I asked the question below,maybe someone out there has some ideas how to rig for them from the surf.

Tarpon Rig
I fish on the NC outer banks,mostly out of Ocracoke Inlet walkin' the sandbars fishin' for red drum.I noticed you said someone on a pier hooked one.How should I rig for tarpon from the surf.I have regular visits from them in Sept-Oct as they follow the mullet run south every year.Been spooled twice(600yds-25# test) & another time one jumped in the air twice throwing the hook about 400yds out.I have been using whole finger mullet on a 10/0 big game hook snelled to 150# test,about a two foot leader to a fishfinder/sinker.
Also have sighted them in the surf out in my boat,is there any type of lure or rubber bait that drive's them to strike?
Any other ideas?
thx
Pup 

Below is a post on Tradewinds MB from 10-11-04

Tarpon on Vera Cruz (Ocracoke Inlet)

Posted By: seapuppy <[email protected]>
Date: Tuesday, 10/12/04 @ 4:41 p.m. 

I fished the bar Sat-Mon did fair caught 11 drum Sat.3-35"'s,3-27"'s & some 2-5# black drum.Sunday only 1 27"drum,Monday about 10 small drum & some more black drum. 
But!!! the real fish story was Sat. afternoon I hooked what we(Me & Norman Miller of The Rascal) think was a 5' Tarpon.It hit on a whole finger mullett on my largest rod(600 yds 25# test)Just about burned my thumb off at first(was bailin' water on the reel my thumb got so hot!),I finnaly got it to turn at about 300 yards,it came back on me & after a short run in it turned again till I was out about 400 yards.I tightened down on the drag to try & turn it again when it jumped out of the water at least 6-8 foot!made another short run & jumped out of the water again this time shaking the hook loose.The fish was 400 yards out & was silver or white so I wasnt real sure what I had hooked.Monday Norman was fishing right in front of me on the bar(can I pick a spot or what? lol)& we discussed the encounter over the radio.He was positive it was a tarpon.Just goes to show,you never know what can end up on the other end when you cast a bait into the "Cruz" 
Pup
btw-No Bull sharks sighted,lucky for them !

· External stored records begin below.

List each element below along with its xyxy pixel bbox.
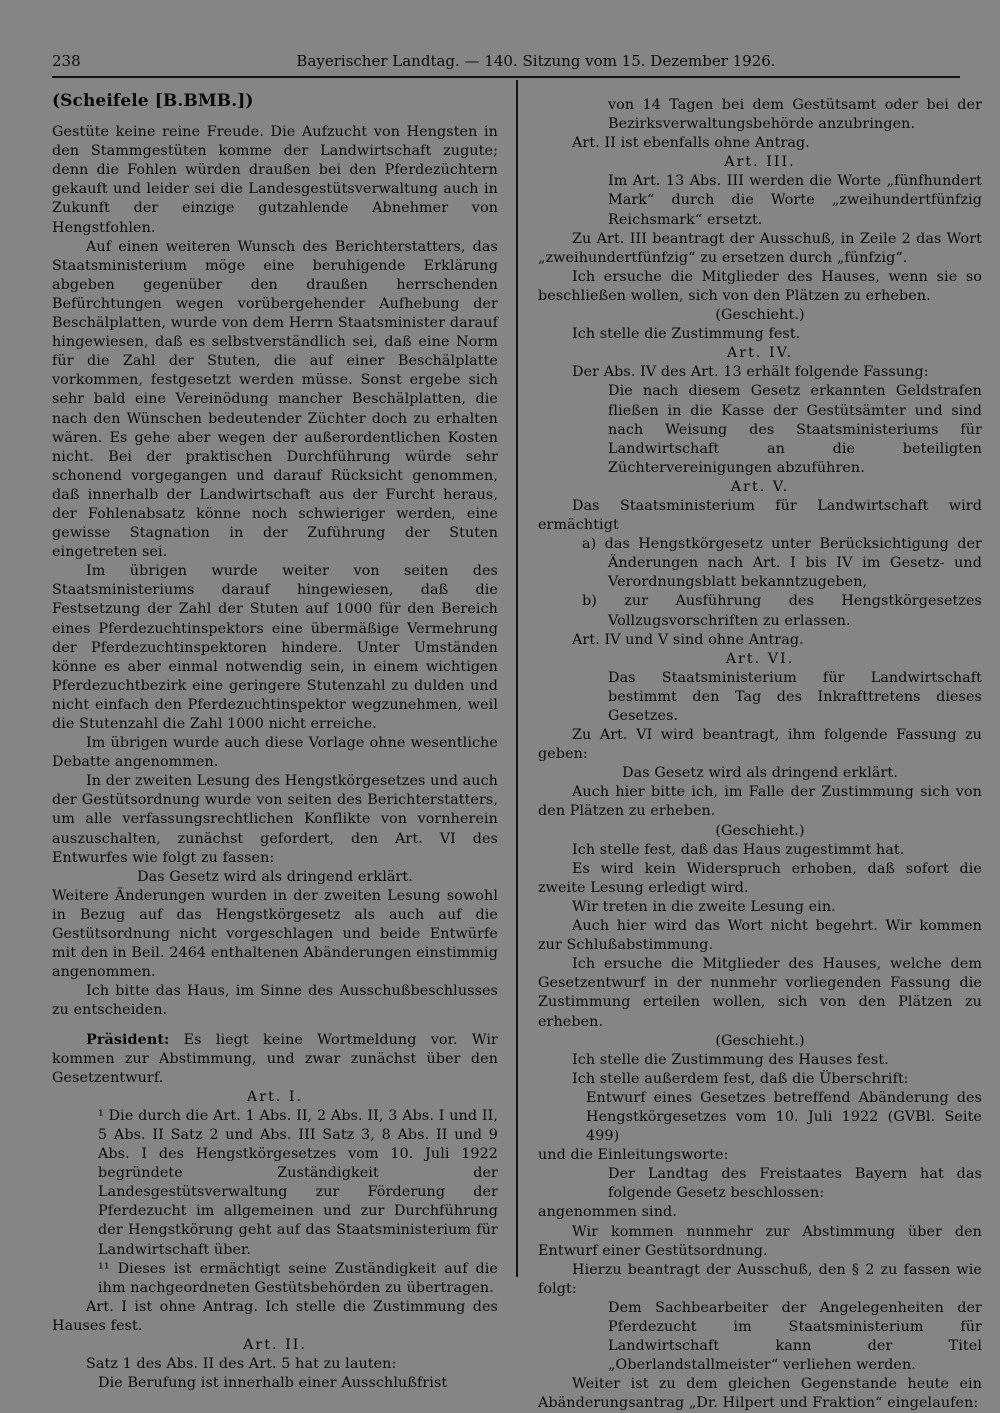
column-divider (516, 80, 518, 1277)
paragraph: Ich stelle außerdem fest, daß die Überschrift: (572, 1070, 909, 1087)
article-text: ¹ Die durch die Art. 1 Abs. II, 2 Abs. II, 3 Abs. I und II, 5 Abs. II Satz 2 und Abs. III Satz 3, 8 Abs. II und 9 Abs. I des Hengstkörgesetzes vom 10. Juli 1922 begründete Zuständigkeit der Landesgestütsverwaltung zur Förderung der Pferdezucht im allgemeinen und zur Durchführung der Hengstkörung geht auf das Staatsministerium für Landwirtschaft über. (98, 1107, 498, 1258)
paragraph: Ich stelle die Zustimmung des Hauses fest. (572, 1051, 889, 1068)
article-heading: Art. IV. (726, 345, 793, 362)
paragraph: Wir kommen nunmehr zur Abstimmung über den Entwurf einer Gestütsordnung. (538, 1223, 982, 1259)
article-text: Entwurf eines Gesetzes betreffend Abänderung des Hengstkörgesetzes vom 10. Juli 1922 (GVBl. Seite 499) (586, 1089, 982, 1145)
paragraph: Zu Art. III beantragt der Ausschuß, in Zeile 2 das Wort „zweihundertfünfzig“ zu ersetzen durch „fünfzig“. (538, 230, 982, 266)
article-text: Die nach diesem Gesetz erkannten Geldstrafen fließen in die Kasse der Gestütsämter und sind nach Weisung des Staatsministeriums für Landwirtschaft an die beteiligten Züchtervereinigungen abzuführen. (608, 383, 982, 476)
paragraph: Der Abs. IV des Art. 13 erhält folgende Fassung: (572, 364, 929, 381)
paragraph: Auch hier wird das Wort nicht begehrt. Wir kommen zur Schlußabstimmung. (538, 918, 982, 954)
quoted-clause: Das Gesetz wird als dringend erklärt. (137, 868, 413, 885)
list-item: a) das Hengstkörgesetz unter Berücksichtigung der Änderungen nach Art. I bis IV im Gesetz- und Verordnungsblatt bekanntzugeben, (582, 536, 982, 591)
paragraph: Ich stelle die Zustimmung fest. (572, 326, 801, 343)
paragraph: Weiter ist zu dem gleichen Gegenstande heute ein Abänderungsantrag „Dr. Hilpert und Fraktion“ eingelaufen: (538, 1376, 982, 1412)
article-heading: Art. I. (246, 1088, 304, 1105)
paragraph: Ich stelle fest, daß das Haus zugestimmt hat. (572, 841, 905, 858)
right-column (538, 96, 982, 1413)
paragraph: In der zweiten Lesung des Hengstkörgesetzes und auch der Gestütsordnung wurde von seiten des Berichterstatters, um alle verfassungsrechtlichen Konflikte von vornherein auszuschalten, zunächst gefordert, den Art. VI des Entwurfes wie folgt zu fassen: (52, 773, 498, 866)
article-text: Dem Sachbearbeiter der Angelegenheiten der Pferdezucht im Staatsministerium für Landwirtschaft kann der Titel „Oberlandstallmeister“ verliehen werden. (608, 1299, 982, 1374)
paragraph: Im übrigen wurde auch diese Vorlage ohne wesentliche Debatte angenommen. (52, 735, 498, 771)
article-heading: Art. II. (243, 1337, 307, 1353)
spacer (52, 1021, 498, 1031)
article-text: Die Berufung ist innerhalb einer Ausschlußfrist (98, 1375, 448, 1392)
article-text: Im Art. 13 Abs. III werden die Worte „fünfhundert Mark“ durch die Worte „zweihundertfünfzig Reichsmark“ ersetzt. (608, 173, 982, 228)
list-item: b) zur Ausführung des Hengstkörgesetzes Vollzugsvorschriften zu erlassen. (582, 593, 982, 629)
president-label: Präsident: (86, 1031, 170, 1048)
paragraph: Ich bitte das Haus, im Sinne des Ausschußbeschlusses zu entscheiden. (52, 983, 498, 1019)
paragraph: Hierzu beantragt der Ausschuß, den § 2 zu fassen wie folgt: (538, 1261, 982, 1297)
paragraph: Auch hier bitte ich, im Falle der Zustimmung sich von den Plätzen zu erheben. (538, 784, 982, 820)
header-rule (52, 76, 960, 78)
paragraph: Satz 1 des Abs. II des Art. 5 hat zu lauten: (86, 1356, 397, 1373)
paragraph: Es wird kein Widerspruch erhoben, daß sofort die zweite Lesung erledigt wird. (538, 860, 982, 896)
paragraph: angenommen sind. (538, 1204, 677, 1221)
article-text: Das Staatsministerium für Landwirtschaft bestimmt den Tag des Inkrafttretens dieses Gesetzes. (608, 669, 982, 724)
paragraph: Auf einen weiteren Wunsch des Berichterstatters, das Staatsministerium möge eine beruhigende Erklärung abgeben gegenüber den draußen herrschenden Befürchtungen wegen vorübergehender Aufhebung der Beschälplatten, wurde von dem Herrn Staatsminister darauf hingewiesen, daß es selbstverständlich sei, daß eine Norm für die Zahl der Stuten, die auf einer Beschälplatte vorkommen, festgesetzt werden müsse. Sonst ergebe sich sehr bald eine Vereinödung mancher Beschälplatten, die nach den Wünschen bedeutender Züchter doch zu erhalten wären. Es gehe aber wegen der außerordentlichen Kosten nicht. Bei der praktischen Durchführung würde sehr schonend vorgegangen und darauf Rücksicht genommen, daß innerhalb der Landwirtschaft aus der Furcht heraus, der Fohlenabsatz könne noch schwieriger werden, eine gewisse Stagnation in der Zuführung der Stuten eingetreten sei. (52, 238, 498, 561)
paragraph: Art. I ist ohne Antrag. Ich stelle die Zustimmung des Hauses fest. (52, 1298, 498, 1334)
procedural-note: (Geschieht.) (715, 307, 805, 324)
article-heading: Art. III. (724, 154, 796, 171)
president-text: Es liegt keine Wortmeldung vor. Wir kommen zur Abstimmung, und zwar zunächst über den Gesetzentwurf. (52, 1031, 498, 1086)
procedural-note: (Geschieht.) (715, 1032, 805, 1049)
paragraph: Art. II ist ebenfalls ohne Antrag. (572, 135, 810, 152)
article-heading: Art. V. (730, 478, 790, 495)
paragraph: Art. IV und V sind ohne Antrag. (572, 631, 804, 648)
president-paragraph (52, 1031, 498, 1088)
paragraph: Das Staatsministerium für Landwirtschaft wird ermächtigt (538, 497, 982, 534)
article-heading: Art. VI. (725, 650, 795, 667)
running-title: Bayerischer Landtag. — 140. Sitzung vom 15. Dezember 1926. (296, 52, 776, 70)
paragraph: und die Einleitungsworte: (538, 1147, 729, 1164)
page-header (52, 52, 960, 76)
paragraph: Zu Art. VI wird beantragt, ihm folgende Fassung zu geben: (538, 727, 982, 763)
paragraph: Ich ersuche die Mitglieder des Hauses, welche dem Gesetzentwurf in der nunmehr vorliegenden Fassung die Zustimmung erteilen wollen, sich von den Plätzen zu erheben. (538, 956, 982, 1030)
paragraph: Im übrigen wurde weiter von seiten des Staatsministeriums darauf hingewiesen, daß die Festsetzung der Zahl der Stuten auf 1000 für den Bereich eines Pferdezuchtinspektors eine übermäßige Vermehrung der Pferdezuchtinspektoren hindere. Unter Umständen könne es aber einmal notwendig sein, in einem wichtigen Pferdezuchtbezirk eine geringere Stutenzahl zu dulden und nicht einfach den Pferdezuchtinspektor wegzunehmen, weil die Stutenzahl die Zahl 1000 nicht erreiche. (52, 563, 498, 732)
article-text: Der Landtag des Freistaates Bayern hat das folgende Gesetz beschlossen: (608, 1166, 982, 1202)
page-number: 238 (52, 52, 81, 70)
article-text: von 14 Tagen bei dem Gestütsamt oder bei der Bezirksverwaltungsbehörde anzubringen. (608, 97, 982, 133)
quoted-clause: Das Gesetz wird als dringend erklärt. (622, 765, 898, 782)
article-text: ¹¹ Dieses ist ermächtigt seine Zuständigkeit auf die ihm nachgeordneten Gestütsbehörden zu übertragen. (98, 1260, 498, 1296)
speaker-attribution: (Scheifele [B.BMB.]) (52, 91, 254, 111)
paragraph: Wir treten in die zweite Lesung ein. (572, 898, 836, 915)
procedural-note: (Geschieht.) (715, 822, 805, 839)
paragraph: Ich ersuche die Mitglieder des Hauses, wenn sie so beschließen wollen, sich von den Plätzen zu erheben. (538, 268, 982, 304)
paragraph: Weitere Änderungen wurden in der zweiten Lesung sowohl in Bezug auf das Hengstkörgesetz als auch auf die Gestütsordnung nicht vorgeschlagen und beide Entwürfe mit den in Beil. 2464 enthaltenen Abänderungen einstimmig angenommen. (52, 887, 498, 981)
paragraph: Gestüte keine reine Freude. Die Aufzucht von Hengsten in den Stammgestüten komme der Landwirtschaft zugute; denn die Fohlen würden draußen bei den Pferdezüchtern gekauft und leider sei die Landesgestütsverwaltung auch in Zukunft der einzige gutzahlende Abnehmer von Hengstfohlen. (52, 124, 498, 236)
left-column (52, 92, 498, 1393)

Also got spooled last year also in early September last fall.
thx for any ideas 
Pup


----------



## Drumdum (Jan 6, 2003)

*Pup*

Sounds to me as though you're fishing with the right tackle.. The surf can be a real handicap to catch one,if he's got plenty of deep water to "get gone" in.. Some folks recomend mustad circles 13/0.. In part,I agree,especially when livebaiting,you just set the drag at 8lb of pressure with 20-25lb line and put the rod in the holder,50-80% of the time,he'll hook himself.. When bottom fishing,I'd use the same setup as you,bury the hook as hard as I could on the strike and pray a lot..   I have used that setup in a boat and caught a couple bottom fishing,but never caught or hooked one from the surf.
Never caught one out of the surf,but have seen one first hand,in the 80lb range,off Cape Point.. He was using drum tackle and was lucky because there was only one big hole running through a bar which surrounded a big slough.. The fish ran out to the bar and I would guess got confused,didn't find the hole,and turned.. He wound up turning and it was a back and forth deal for about 45min before he landed him.. I think the bar was his allie,cause he only had 275 of 17lb test,mustad circle,and the fish was at 80lbs.. Another bigone was caught in the Hook area this yr. I didn't get to witness this one,but am sure it was simular situation,with simular tackle..
Friend of mine in Fla uses a mullet paterned,sinking,mirrorlure to cast at them with.. A calico crab on a float (since it is illegal to pocess a crab less than 5" cross the horn in NC) or live mullet on a float would work as well,but to use that you would probably have to be in your "float tube" to present the bait..


----------